Publication du bilan d’activité 2019 du Conseil d‘État et de la crise sanitaire

Paru dans le N°299 - 9 juillet 2020
Juridictions

Le Conseil d’État (CE) a publié en ligne son bilan d’activité 2019 qui tire les premiers enseignements de la crise sanitaire et revient sur l’année écoulée au titre de ses trois missions (contentieuse, de conseil et d’études) (1). Le Conseil d’État a été fortement mobilisé durant la crise sanitaire.

Il a été saisi de 382 recours dont 230 recours en référé pour contester des mesures liées à la lutte contre le Covid-19, soit 4 fois plus que le nombre de référés reçus en premier ressort l’an passé sur la même période. Il a rendu 232 avis sur des projets de texte en lien avec la crise sanitaire (projets de lois, projet de loi du Pays de Nouvelle-Calédonie, projets d’ordonnances et de décrets), soit deux fois plus que le nombre d’avis rendus l’an passé sur la même période.

Durant l’année 2019, la haute juridiction a été saisie de 10 216 requêtes, soit 6,8 % de plus qu'en 2018 et en a traité 10 320, soit une augmentation de 7,9%. L’augmentation du nombre d’affaires reçues et traitées s’accompagne d’un délai de jugement moyen de 6 mois, qui continue de diminuer année après année.

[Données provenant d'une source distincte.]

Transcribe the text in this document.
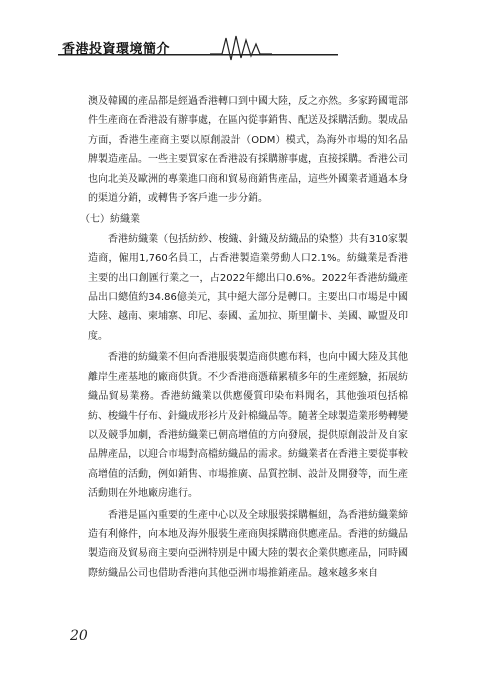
香港投資環境簡介

澳及韓國的產品都是經過香港轉口到中國大陸，反之亦然。多家跨國電部件生產商在香港設有辦事處，在區內從事銷售、配送及採購活動。製成品方面，香港生產商主要以原創設計（ODM）模式，為海外市場的知名品牌製造產品。一些主要買家在香港設有採購辦事處，直接採購。香港公司也向北美及歐洲的專業進口商和貿易商銷售產品，這些外國業者通過本身的渠道分銷，或轉售予客戶進一步分銷。

（七）紡織業

香港紡織業（包括紡紗、梭織、針織及紡織品的染整）共有310家製造商，僱用1,760名員工，占香港製造業勞動人口2.1%。紡織業是香港主要的出口創匯行業之一，占2022年總出口0.6%。2022年香港紡織產品出口總值約34.86億美元，其中絕大部分是轉口。主要出口市場是中國大陸、越南、柬埔寨、印尼、泰國、孟加拉、斯里蘭卡、美國、歐盟及印度。

香港的紡織業不但向香港服裝製造商供應布料，也向中國大陸及其他離岸生產基地的廠商供貨。不少香港商憑藉累積多年的生產經驗，拓展紡織品貿易業務。香港紡織業以供應優質印染布料聞名，其他強項包括棉紡、梭織牛仔布、針織成形衫片及針棉織品等。隨著全球製造業形勢轉變以及競爭加劇，香港紡織業已朝高增值的方向發展，提供原創設計及自家品牌產品，以迎合市場對高檔紡織品的需求。紡織業者在香港主要從事較高增值的活動，例如銷售、市場推廣、品質控制、設計及開發等，而生產活動則在外地廠房進行。

香港是區內重要的生產中心以及全球服裝採購樞紐，為香港紡織業締造有利條件，向本地及海外服裝生產商與採購商供應產品。香港的紡織品製造商及貿易商主要向亞洲特別是中國大陸的製衣企業供應產品，同時國際紡織品公司也借助香港向其他亞洲市場推銷產品。越來越多來自

20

Sur la totalité de ces requêtes, le droit des étrangers représente la moitié des affaires contentieuses portées devant les tribunaux administratifs (TA) et les cours administratives d’appels (CAA). La Cour nationale du droit d’asile a rendu plus de 66 000 jugements sur des demandes du droit d’asile.

Au titre de son activité de conseiller du Gouvernement, le Conseil d‘État a rendu 1090 avis dont 93 portant sur des projets de loi qui ont tous été examinés en moins de deux mois.

Il a en effet rendu de nombreux avis sur d’importants projets de loi tels que le projet de loi relatif à la transformation de la fonction publique qui modifie le statut et les conditions de travail de plus de 5 millions d’agents publics. Dans le domaine juridictionnel, la fonction publique a représenté en 2019 près de 10 % des requêtes. Il a contribué à l’élaboration du code de justice pénale des mineurs ainsi que de la loi relative à la lutte contre le gaspillage et l’économie circulaire.

En matière économique, le rapport revient notamment sur l’examen de la privatisation de la Française des jeux prévue dans le cadre de la loi Pacte votée en mai 2019 (3) ainsi que sur la décision du Conseil d'État du 6 novembre 2019, Société Natixis Asset Management relatif à la régulation des marchés financiers (4).

Concernant le numérique, le Conseil d’État a fixé les conditions du droit au déréférencement (ou droit à l’oubli) sur internet par 13 arrêts du 6 décembre 2019 (5) et a rendu son avis sur le projet de loi relatif à la communication audiovisuelle et la souveraineté culturelle à l’ère du numérique.

Il s’est prononcé sur le cas de Vincent Lambert en jugeant légale la décision collégiale d’interrompre les traitements (6) dont la poursuite traduirait une « obstination déraisonnable » au sens de la loi Léonetti (7).

Par ailleurs, le Conseil d’État a précisé le régime de responsabilité de l’État en jugeant qu’une personne peut obtenir réparation des préjudices subis du fait de l’application d’une loi déclarée contraire à la Constitution par le Conseil constitutionnel (8). « Le Conseil d’État a ainsi franchi un pas important en acceptant de tenir l’État comptable des lois contraires à la Constitution votées par le Parlement. »

Le rapport rappelle enfin que le Conseil d’État a renforcé son action pour une justice administrative plus simple et plus proche des citoyens.

L’utilisation de Télérecours citoyens a fortement augmenté depuis sa mise en place en 2018 et représente 70 % des entrées devant les TA, 90 % devant les CAA et 75 % devant le Conseil d'État. Au total, 11 174 recours ont été déposés sur l’application en 2019. Les procédures de référés mises en place par la loi du 30 juin 2000 ont également augmenté de 40 % par rapport à 2015.